El propio capitán Whalley (habría ingresado en la Armada de no haber fallecido su padre antes de que tuviese catorce años) tenía cierto aire de grandeza que no habría desmerecido en un veterano y glorioso almirante. Pero como brizna de paja en el torbellino de un torrente, se perdió en la ebullición de una humanidad morena y amarilla que llenaba una calle que, por contraste con la vasta y amplia que acababa de dejar, parecía un callejón absolutamente desbordante de vida. Las paredes de las casas eran azules; las tiendas de los chinos abrían sus fauces como guaridas cavernosas; montones de mercancías indescriptibles colmaban la sombra de la larga hilera de arcos, y la ardiente serenidad de la puesta de sol llenaba el centro de la calle, de punta a cabo, de un resplandor semejante al reflejo de un fuego. Caía sobre los colores vivos y las caras obscuras de la muchedumbre descalza, sobre las espaldas amarillas de los coolies semidesnudos que tropezaban unos con otros, sobre los correajes de un alto soldado de caballería Sij, de barba partida y gran mostacho, que estaba de centinela a la puerta de los edificios de la policía. Por encima de las innumerables cabezas, envuelto en un halo de polvo rojo, el tranvía de cable parecía enorme y navegaba cautamente remontando la corriente humana, tocando sin cesar la bocina, a la manera de un vapor que avanzase a tientas en la niebla.

El capitán Whalley emergió en el otro lado como un buzo, y se quitó el sombrero en una sombra desierta que había entre paredes de tiendas cerradas, para secarse el sudor de la frente.

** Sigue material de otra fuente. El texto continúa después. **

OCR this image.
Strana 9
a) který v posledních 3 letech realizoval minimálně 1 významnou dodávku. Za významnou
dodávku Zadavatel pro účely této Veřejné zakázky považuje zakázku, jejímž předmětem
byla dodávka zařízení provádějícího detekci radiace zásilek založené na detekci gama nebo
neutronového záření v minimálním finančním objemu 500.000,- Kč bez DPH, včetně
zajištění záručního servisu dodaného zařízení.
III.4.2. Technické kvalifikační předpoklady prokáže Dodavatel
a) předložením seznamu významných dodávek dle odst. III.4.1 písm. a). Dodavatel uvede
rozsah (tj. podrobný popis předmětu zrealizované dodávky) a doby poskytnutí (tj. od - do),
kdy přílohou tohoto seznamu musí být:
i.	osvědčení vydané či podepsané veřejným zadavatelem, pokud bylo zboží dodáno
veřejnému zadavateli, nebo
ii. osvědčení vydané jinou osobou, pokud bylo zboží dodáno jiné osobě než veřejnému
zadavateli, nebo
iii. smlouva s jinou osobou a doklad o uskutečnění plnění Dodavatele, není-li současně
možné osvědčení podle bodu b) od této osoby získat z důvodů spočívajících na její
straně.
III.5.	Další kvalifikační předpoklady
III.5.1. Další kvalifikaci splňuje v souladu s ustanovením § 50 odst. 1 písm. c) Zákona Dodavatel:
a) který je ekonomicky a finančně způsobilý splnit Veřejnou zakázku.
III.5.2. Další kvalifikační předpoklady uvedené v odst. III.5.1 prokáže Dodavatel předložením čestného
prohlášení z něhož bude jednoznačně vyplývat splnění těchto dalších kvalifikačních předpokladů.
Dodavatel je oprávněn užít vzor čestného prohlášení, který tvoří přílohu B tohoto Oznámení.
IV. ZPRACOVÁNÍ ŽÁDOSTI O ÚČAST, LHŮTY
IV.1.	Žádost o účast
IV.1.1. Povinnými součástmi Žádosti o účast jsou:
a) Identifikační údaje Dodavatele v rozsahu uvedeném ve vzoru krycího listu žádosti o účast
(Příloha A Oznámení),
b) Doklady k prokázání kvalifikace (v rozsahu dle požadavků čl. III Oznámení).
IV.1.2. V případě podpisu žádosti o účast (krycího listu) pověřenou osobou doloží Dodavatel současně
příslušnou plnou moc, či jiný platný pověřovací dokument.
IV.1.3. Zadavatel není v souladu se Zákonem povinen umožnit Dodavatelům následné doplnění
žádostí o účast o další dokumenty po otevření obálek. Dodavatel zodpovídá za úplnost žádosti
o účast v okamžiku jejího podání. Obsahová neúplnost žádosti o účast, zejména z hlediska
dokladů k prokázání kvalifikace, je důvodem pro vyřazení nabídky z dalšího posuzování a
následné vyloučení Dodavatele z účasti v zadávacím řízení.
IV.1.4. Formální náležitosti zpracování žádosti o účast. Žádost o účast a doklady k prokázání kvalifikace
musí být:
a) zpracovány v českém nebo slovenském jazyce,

La profesión de patrona de una casa de huéspedes comportaba cierta mala nota. Se decía de esas mujeres que eran rapaces, sin escrúpulos y falsas; y aunque él no condenaba a ninguna categoría de concriaturas -¡Dios le librase!- le resultaba inverosímil que un Whalley se expusiese a esas sospechas. Pero no había querido discutir con ella. Confiaba en que ella compartía sus sentimientos; lo sentía por ella; tenía confianza en su buen juicio; consideraba un don digno de gratitud el poder ayudarla una vez más… pero en lo más hondo de su aristocrático corazón le hubiese resultado más fácil reconciliarse con la idea de que se hiciese marinera. Recordaba vagamente que años atrás había leído una obra conmovedora llamada «Canto de la Blusa». Estaba muy bien hacer canciones sobre pobres mujeres. ¡La nieta del coronel Whalley, patrona de una posada! ¡Uf! Se volvió a poner el sombrero, metió las manos en los bolsillos, y deteniéndose un instante a aplicar una cerilla encendida a la punta de un cheroot barato, echó una amarga bocanada de humo a un mundo que podía guardarle a uno tales sorpresas.